If at any stage $0 = 1$ is concluded, Then no matter what $x$ is inputted, The system won’t be satisfied. Since the transformed system is equivalent to the original one, It’s trivial why the original system is unsatisfiable.

Observe in modulus 2, the only possible evaluation outcomes are $0$ or $1$. So if $LHS \neq RHS$, then necessarily we get $0 = 1$. If we don’t get $0 = 1$, then all equations’ evaluations are satisfied.

Observe also if $k_{ii} x_{ii} = c \, mod \, 2$ then by our definitions we know $k_{ii}$ is odd. It follows there’s exactly one unique solution for $x_ii$.

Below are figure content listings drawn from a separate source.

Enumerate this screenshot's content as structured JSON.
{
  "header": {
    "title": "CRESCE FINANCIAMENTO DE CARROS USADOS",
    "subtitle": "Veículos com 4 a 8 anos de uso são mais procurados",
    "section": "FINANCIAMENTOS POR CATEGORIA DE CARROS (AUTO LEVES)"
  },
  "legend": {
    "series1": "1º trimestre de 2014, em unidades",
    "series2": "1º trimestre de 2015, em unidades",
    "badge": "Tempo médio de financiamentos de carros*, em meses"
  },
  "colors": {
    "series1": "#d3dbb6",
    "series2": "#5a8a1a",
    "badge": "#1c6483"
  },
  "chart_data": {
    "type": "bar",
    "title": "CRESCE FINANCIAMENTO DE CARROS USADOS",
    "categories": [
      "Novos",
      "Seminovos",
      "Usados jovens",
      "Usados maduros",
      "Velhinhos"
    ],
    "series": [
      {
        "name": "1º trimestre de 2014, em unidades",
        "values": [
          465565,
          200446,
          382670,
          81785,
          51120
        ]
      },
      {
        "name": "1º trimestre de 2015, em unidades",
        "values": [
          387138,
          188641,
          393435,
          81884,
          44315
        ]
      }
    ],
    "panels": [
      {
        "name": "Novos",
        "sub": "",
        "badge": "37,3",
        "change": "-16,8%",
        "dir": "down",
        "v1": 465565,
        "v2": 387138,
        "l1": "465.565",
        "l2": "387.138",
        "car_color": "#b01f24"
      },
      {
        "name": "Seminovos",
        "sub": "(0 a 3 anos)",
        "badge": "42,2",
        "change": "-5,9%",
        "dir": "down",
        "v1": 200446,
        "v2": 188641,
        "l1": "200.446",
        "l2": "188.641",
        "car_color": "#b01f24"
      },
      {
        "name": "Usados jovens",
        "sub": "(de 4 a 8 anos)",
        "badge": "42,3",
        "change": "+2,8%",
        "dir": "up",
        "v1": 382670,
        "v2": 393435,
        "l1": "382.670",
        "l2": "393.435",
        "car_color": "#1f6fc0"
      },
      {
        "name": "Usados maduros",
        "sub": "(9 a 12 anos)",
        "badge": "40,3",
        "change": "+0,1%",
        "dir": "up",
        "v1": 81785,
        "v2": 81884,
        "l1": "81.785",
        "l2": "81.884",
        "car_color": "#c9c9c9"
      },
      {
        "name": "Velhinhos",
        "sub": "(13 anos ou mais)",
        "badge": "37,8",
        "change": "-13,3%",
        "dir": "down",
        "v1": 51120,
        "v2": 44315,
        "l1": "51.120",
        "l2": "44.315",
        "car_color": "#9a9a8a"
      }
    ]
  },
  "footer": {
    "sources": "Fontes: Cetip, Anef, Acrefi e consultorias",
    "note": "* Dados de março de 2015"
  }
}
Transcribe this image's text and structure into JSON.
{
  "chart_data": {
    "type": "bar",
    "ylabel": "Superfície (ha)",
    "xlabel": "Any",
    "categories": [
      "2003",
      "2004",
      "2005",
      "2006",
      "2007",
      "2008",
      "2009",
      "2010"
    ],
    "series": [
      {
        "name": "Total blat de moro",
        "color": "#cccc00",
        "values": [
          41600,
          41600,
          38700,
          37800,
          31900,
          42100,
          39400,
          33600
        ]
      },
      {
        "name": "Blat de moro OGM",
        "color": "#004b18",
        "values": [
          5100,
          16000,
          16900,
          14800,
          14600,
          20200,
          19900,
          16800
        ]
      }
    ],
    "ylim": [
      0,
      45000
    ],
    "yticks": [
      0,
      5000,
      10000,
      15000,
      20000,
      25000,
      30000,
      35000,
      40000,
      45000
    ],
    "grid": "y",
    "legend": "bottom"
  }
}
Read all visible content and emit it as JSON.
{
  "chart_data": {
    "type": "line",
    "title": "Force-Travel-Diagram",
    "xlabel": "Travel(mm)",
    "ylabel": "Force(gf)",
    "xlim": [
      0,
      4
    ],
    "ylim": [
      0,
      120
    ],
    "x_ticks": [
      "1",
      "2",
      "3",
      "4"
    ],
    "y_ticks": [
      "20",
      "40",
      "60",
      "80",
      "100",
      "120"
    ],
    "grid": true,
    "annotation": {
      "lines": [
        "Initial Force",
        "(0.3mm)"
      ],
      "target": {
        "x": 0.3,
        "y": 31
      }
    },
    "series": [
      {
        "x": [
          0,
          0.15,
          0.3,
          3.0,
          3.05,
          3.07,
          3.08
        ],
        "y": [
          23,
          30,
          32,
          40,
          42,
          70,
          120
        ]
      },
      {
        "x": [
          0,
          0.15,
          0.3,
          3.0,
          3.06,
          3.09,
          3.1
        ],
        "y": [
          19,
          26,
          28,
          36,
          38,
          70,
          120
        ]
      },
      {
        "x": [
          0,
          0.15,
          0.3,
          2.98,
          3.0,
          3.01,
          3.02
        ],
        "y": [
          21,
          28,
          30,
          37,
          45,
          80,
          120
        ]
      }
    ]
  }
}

As the instructor hinted, back-substitution can be applied recursively to compute $x_{nn}$, $x_{n-1 \, n-1}$, .., $x_{11}$ where once $x_{ii}$ is computed, For all the above equations, Their number of variables are reduced by one. Only one literal $x_{i-1 \, i-1}$ is left for the next equation.

As a valid assignment $x$ for the transformed system is constructed, The original system is satisfied by $x$ also.